Jean Balladur often said “Human imagination has always made paradise in a garden.” Designing a garden city was a huge challenge; designing it on sand and salt water was nothing less than madness.
LA GRANDE-MOTTE, a garden city
In 1963, the Languedoc Roussillon coastline had one of the most sparsely wooded areas in France (2.5% wooded density).
The pyramid designs tamed the wind and protected the vegetation. The plants were specifically chosen for their capacity to thrive in sunshine, their resistance to sea salt and their water requirements: the pine is the most common tree, grown alongside tamarix, lagerstroemia, phormium, pittosporum, nerium and wild prairie flowers.

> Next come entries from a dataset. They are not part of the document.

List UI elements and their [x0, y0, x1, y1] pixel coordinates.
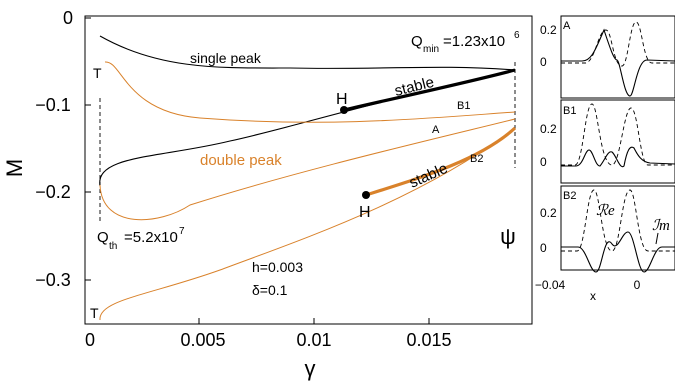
x-axis-label: γ [305, 356, 316, 381]
b2-label: B2 [470, 153, 483, 165]
qth-exponent: 7 [179, 226, 185, 237]
series-line-b2 [99, 127, 516, 321]
stable-segment-black [343, 68, 516, 112]
b1-label: B1 [457, 100, 470, 112]
single-peak-label: single peak [190, 50, 262, 66]
inset-frame [560, 15, 675, 99]
re-curve [561, 189, 675, 252]
re-curve [561, 21, 675, 67]
y-axis-label: M [2, 159, 27, 177]
re-curve [561, 103, 675, 166]
h-parameter: h=0.003 [252, 259, 303, 275]
psi-axis-label: ψ [500, 224, 516, 249]
inset-panels: ψ A 0.2 0 B1 0.2 0 B2 0.2 0 ℛe [500, 15, 675, 303]
y-tick-label: −0.2 [35, 182, 71, 202]
inset-y-tick: 0.2 [540, 23, 557, 37]
qmin-q: Q [411, 33, 423, 50]
series-line-single-peak [99, 35, 516, 71]
inset-y-tick: 0.2 [540, 122, 557, 136]
qth-value: =5.2x10 [124, 229, 178, 246]
x-tick-label: 0 [85, 330, 95, 350]
inset-label: B1 [563, 105, 576, 117]
hopf-point [340, 106, 348, 114]
im-pointer [655, 232, 659, 245]
delta-parameter: δ=0.1 [252, 282, 288, 298]
im-curve [561, 146, 675, 168]
y-tick-label: 0 [63, 8, 73, 28]
main-plot: 0 −0.1 −0.2 −0.3 0 0.005 0.01 0.015 γ M … [2, 8, 533, 381]
hopf-label: H [336, 91, 348, 108]
inset-x-tick: 0 [634, 278, 641, 292]
inset-y-tick: 0 [540, 155, 547, 169]
inset-y-tick: 0.2 [540, 206, 557, 220]
inset-label: B2 [563, 190, 576, 202]
im-label: ℐm [652, 218, 670, 234]
im-curve [561, 231, 675, 273]
qth-q: Q [97, 229, 109, 246]
series-line-a [99, 118, 516, 221]
a-label: A [432, 124, 440, 136]
qmin-value: =1.23x10 [443, 33, 505, 50]
qmin-annotation: Q min =1.23x10 6 [411, 30, 520, 55]
inset-panel-b1: B1 0.2 0 [540, 99, 675, 184]
x-tick-label: 0.015 [406, 330, 451, 350]
t-label-bottom: T [90, 305, 99, 321]
hopf-point [362, 191, 370, 199]
series-line-b1 [104, 61, 516, 123]
inset-label: A [563, 20, 571, 32]
re-label: ℛe [596, 203, 615, 219]
im-curve [561, 28, 675, 97]
inset-panel-a: A 0.2 0 [540, 15, 675, 99]
x-tick-label: 0.005 [180, 330, 225, 350]
main-plot-frame [84, 15, 533, 325]
inset-x-tick: −0.04 [535, 278, 566, 292]
inset-x-label: x [590, 289, 596, 303]
qth-annotation: Q th =5.2x10 7 [97, 226, 185, 252]
stable-label-bottom: stable [407, 160, 450, 192]
stable-segment-orange [365, 126, 517, 197]
inset-frame [560, 185, 675, 271]
qmin-subscript: min [423, 44, 439, 55]
inset-y-tick: 0 [540, 241, 547, 255]
inset-frame [560, 99, 675, 184]
stable-label-top: stable [393, 74, 436, 100]
x-tick-label: 0.01 [296, 330, 331, 350]
t-label-top: T [93, 65, 102, 81]
y-tick-label: −0.3 [35, 270, 71, 290]
double-peak-label: double peak [200, 152, 282, 169]
qmin-exponent: 6 [514, 30, 520, 41]
hopf-label: H [359, 204, 371, 221]
inset-y-tick: 0 [540, 55, 547, 69]
y-tick-label: −0.1 [35, 95, 71, 115]
qth-subscript: th [109, 241, 117, 252]
inset-panel-b2: B2 0.2 0 ℛe ℐm [540, 185, 675, 273]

A few exotic palm trees arrived later. The architects structured the town with hedges and woodlands in exceptional density. Pierre Pillet, landscape architect, and Michel Germond, forestry engineer, designed and laid out the town’s parks.
As soon as you arrive, La Grande-Motte invites you to discover its huge gardens.
Do you know of any other town where 70% of its surface area is given over to greenspaces and nature? This makes it the leading green resort in Europe; the "Ville fleurie" committee awarded it the "3 fleurs" distinction for its landscaping and vegetation, and its commitment to sustainable development schemes.